The trouble here is that while it may make sense to move from views to n1ql to make things more flexible and hopefully reduce the view indexing load, if it will end up slowing things down by 50%, we can’t really justify it.

Hey @james,

Could you share the code that you are using for testing? I suspect that the additional error handling and other behaviours in libcouchbase to improve the developer experience might be causing the http ↔ sdk gap, but would need to see more of the code to truly understand.

Cheers, Brett

Sure @brett19,

For http, I’m just sending a request to the api:

var fullUrl = 'http://localhost:8093/query/service?prepared="get_jobs_by_cpu_id"&max_parallelism=0&$cpu_id="' + cpu_id + '"';
request({url: fullUrl, json:true}, function(err,res,body){
    console.log("Got via http: " + cpu_id.red, body.results.length);
});

For the sdk, it looks like this:

var q = "select * from master where _type='printer_job' and printer_cpu_id=$cpu_id";
var n1q = N1qlQuery.fromString(q);
if (rowsSent == 1) {
    // only set adhoc false the first time
    console.log("Jobs adhoc: false".red);
    n1q.adhoc(false);
}

bucket.query(
    n1q,
    { 'cpu_id': cpu_id },
    function(err,result){
        if (err) {
            console.log("Error getting jobs:", err);
            return;
        }

        console.log("Jobs for " + cpu_id.green + ": " + result.length);
    }
);

Hey @james,

Looks like you are only setting adhoc to false once.
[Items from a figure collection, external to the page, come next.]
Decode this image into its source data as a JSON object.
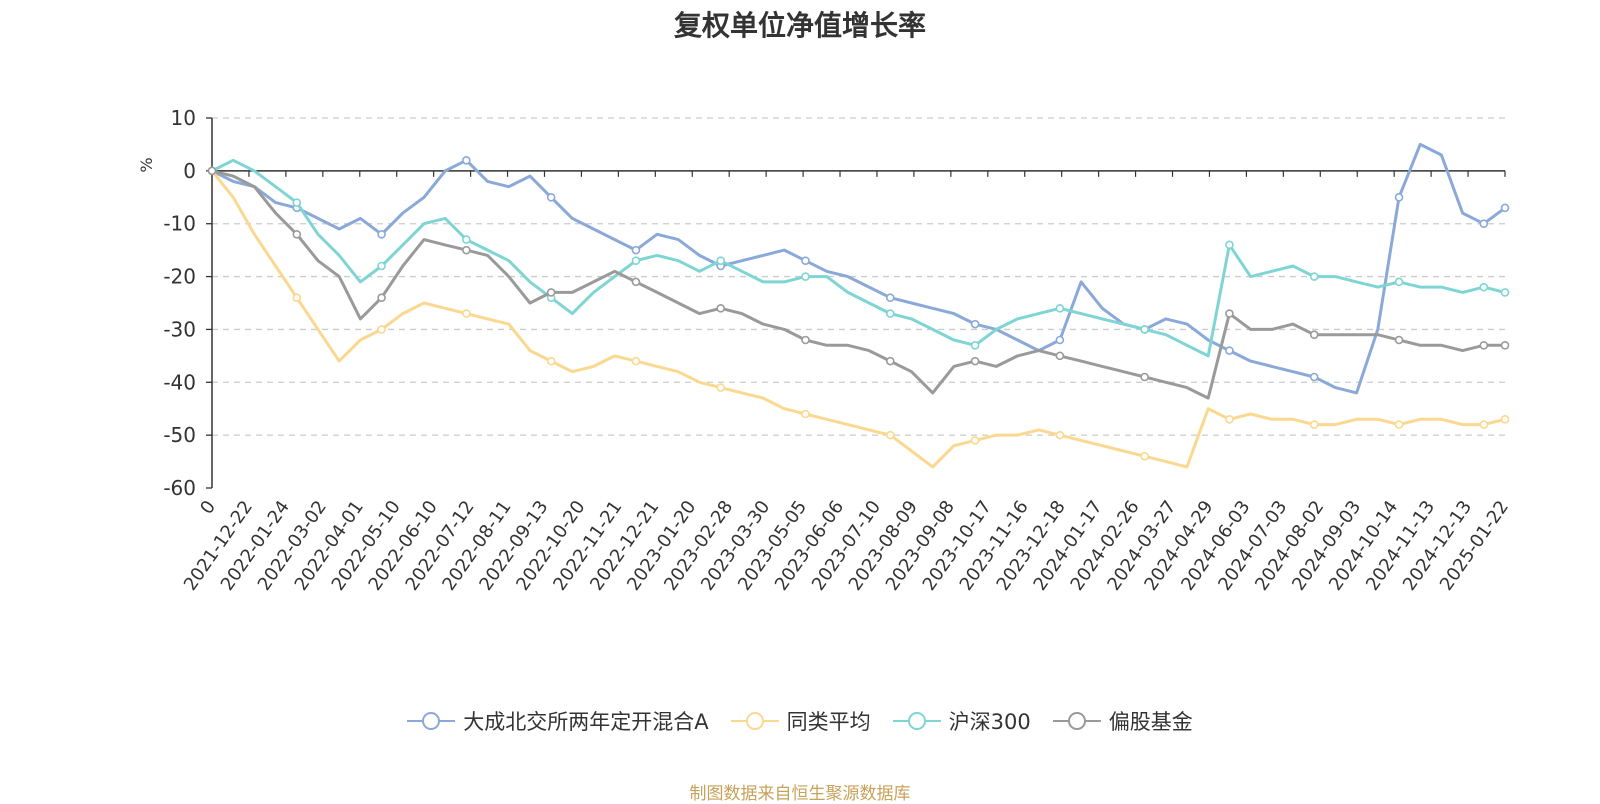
{
  "chart_data": {
    "type": "line",
    "title": "复权单位净值增长率",
    "ylabel": "%",
    "xlabel": "",
    "ylim": [
      -60,
      10
    ],
    "yticks": [
      10,
      0,
      -10,
      -20,
      -30,
      -40,
      -50,
      -60
    ],
    "x_tick_labels": [
      "0",
      "2021-12-22",
      "2022-01-24",
      "2022-03-02",
      "2022-04-01",
      "2022-05-10",
      "2022-06-10",
      "2022-07-12",
      "2022-08-11",
      "2022-09-13",
      "2022-10-20",
      "2022-11-21",
      "2022-12-21",
      "2023-01-20",
      "2023-02-28",
      "2023-03-30",
      "2023-05-05",
      "2023-06-06",
      "2023-07-10",
      "2023-08-09",
      "2023-09-08",
      "2023-10-17",
      "2023-11-16",
      "2023-12-18",
      "2024-01-17",
      "2024-02-26",
      "2024-03-27",
      "2024-04-29",
      "2024-06-03",
      "2024-07-03",
      "2024-08-02",
      "2024-09-03",
      "2024-10-14",
      "2024-11-13",
      "2024-12-13",
      "2025-01-22"
    ],
    "grid": true,
    "legend_position": "bottom",
    "source_text": "制图数据来自恒生聚源数据库",
    "series": [
      {
        "name": "大成北交所两年定开混合A",
        "color": "#8aa9d9",
        "values": [
          0,
          -2,
          -3,
          -6,
          -7,
          -9,
          -11,
          -9,
          -12,
          -8,
          -5,
          0,
          2,
          -2,
          -3,
          -1,
          -5,
          -9,
          -11,
          -13,
          -15,
          -12,
          -13,
          -16,
          -18,
          -17,
          -16,
          -15,
          -17,
          -19,
          -20,
          -22,
          -24,
          -25,
          -26,
          -27,
          -29,
          -30,
          -32,
          -34,
          -32,
          -21,
          -26,
          -29,
          -30,
          -28,
          -29,
          -32,
          -34,
          -36,
          -37,
          -38,
          -39,
          -41,
          -42,
          -30,
          -5,
          5,
          3,
          -8,
          -10,
          -7
        ]
      },
      {
        "name": "同类平均",
        "color": "#fbd88f",
        "values": [
          0,
          -5,
          -12,
          -18,
          -24,
          -30,
          -36,
          -32,
          -30,
          -27,
          -25,
          -26,
          -27,
          -28,
          -29,
          -34,
          -36,
          -38,
          -37,
          -35,
          -36,
          -37,
          -38,
          -40,
          -41,
          -42,
          -43,
          -45,
          -46,
          -47,
          -48,
          -49,
          -50,
          -53,
          -56,
          -52,
          -51,
          -50,
          -50,
          -49,
          -50,
          -51,
          -52,
          -53,
          -54,
          -55,
          -56,
          -45,
          -47,
          -46,
          -47,
          -47,
          -48,
          -48,
          -47,
          -47,
          -48,
          -47,
          -47,
          -48,
          -48,
          -47
        ]
      },
      {
        "name": "沪深300",
        "color": "#7fd4d4",
        "values": [
          0,
          2,
          0,
          -3,
          -6,
          -12,
          -16,
          -21,
          -18,
          -14,
          -10,
          -9,
          -13,
          -15,
          -17,
          -21,
          -24,
          -27,
          -23,
          -20,
          -17,
          -16,
          -17,
          -19,
          -17,
          -19,
          -21,
          -21,
          -20,
          -20,
          -23,
          -25,
          -27,
          -28,
          -30,
          -32,
          -33,
          -30,
          -28,
          -27,
          -26,
          -27,
          -28,
          -29,
          -30,
          -31,
          -33,
          -35,
          -14,
          -20,
          -19,
          -18,
          -20,
          -20,
          -21,
          -22,
          -21,
          -22,
          -22,
          -23,
          -22,
          -23
        ]
      },
      {
        "name": "偏股基金",
        "color": "#9a9a9a",
        "values": [
          0,
          -1,
          -3,
          -8,
          -12,
          -17,
          -20,
          -28,
          -24,
          -18,
          -13,
          -14,
          -15,
          -16,
          -20,
          -25,
          -23,
          -23,
          -21,
          -19,
          -21,
          -23,
          -25,
          -27,
          -26,
          -27,
          -29,
          -30,
          -32,
          -33,
          -33,
          -34,
          -36,
          -38,
          -42,
          -37,
          -36,
          -37,
          -35,
          -34,
          -35,
          -36,
          -37,
          -38,
          -39,
          -40,
          -41,
          -43,
          -27,
          -30,
          -30,
          -29,
          -31,
          -31,
          -31,
          -31,
          -32,
          -33,
          -33,
          -34,
          -33,
          -33
        ]
      }
    ]
  }
}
The SDK actually internally tracks the prepared statements. You should be sending the same query every time, with .adhoc(false) on all of them to ensure that the query is properly prepared and then run as a prepared statement. The reason the SDK works this way is that using prepared statements becomes transparent and you are no longer required to keep track of this state yourself.

Try this instead:

var qs = "select * from master where _type='printer_job' and printer_cpu_id=$cpu_id";
var q = N1qlQuery.fromString(qs).adhoc(false);

bucket.query(
    q,
    { 'cpu_id': cpu_id },
    function(err,result){
        if (err) {
            console.log("Error getting jobs:", err);
            return;
        }

        console.log("Jobs for " + cpu_id.green + ": " + result.length);
    }
);

P.S. Using max_parallelism=0 on the HTTP side, but not the SDK side will not produce a fair comparison between the two. You should remove the option from your HTTP side, or alternatively add it to the SDK query with something like:

q.options.max_parallelism=0;

Cheers, Brett

Thanks @brett19

I switched to adhoc(false) for all the calls and it gave some interesting results. The time to the first response from the db grew (almost doubled) but the time from the first response to the last shrank a little.

This is for a smaller data run (1000 calls):

no adhoc() set:

  • Time to first response 0.293s
  • Total time 2.644s

adhoc(false) for all calls:

  • Time to first response: 0.576s
  • Total time 3.089s

Not sure what to make of this except that it seems couchbase may be taking some time to prep the statement “on the fly”.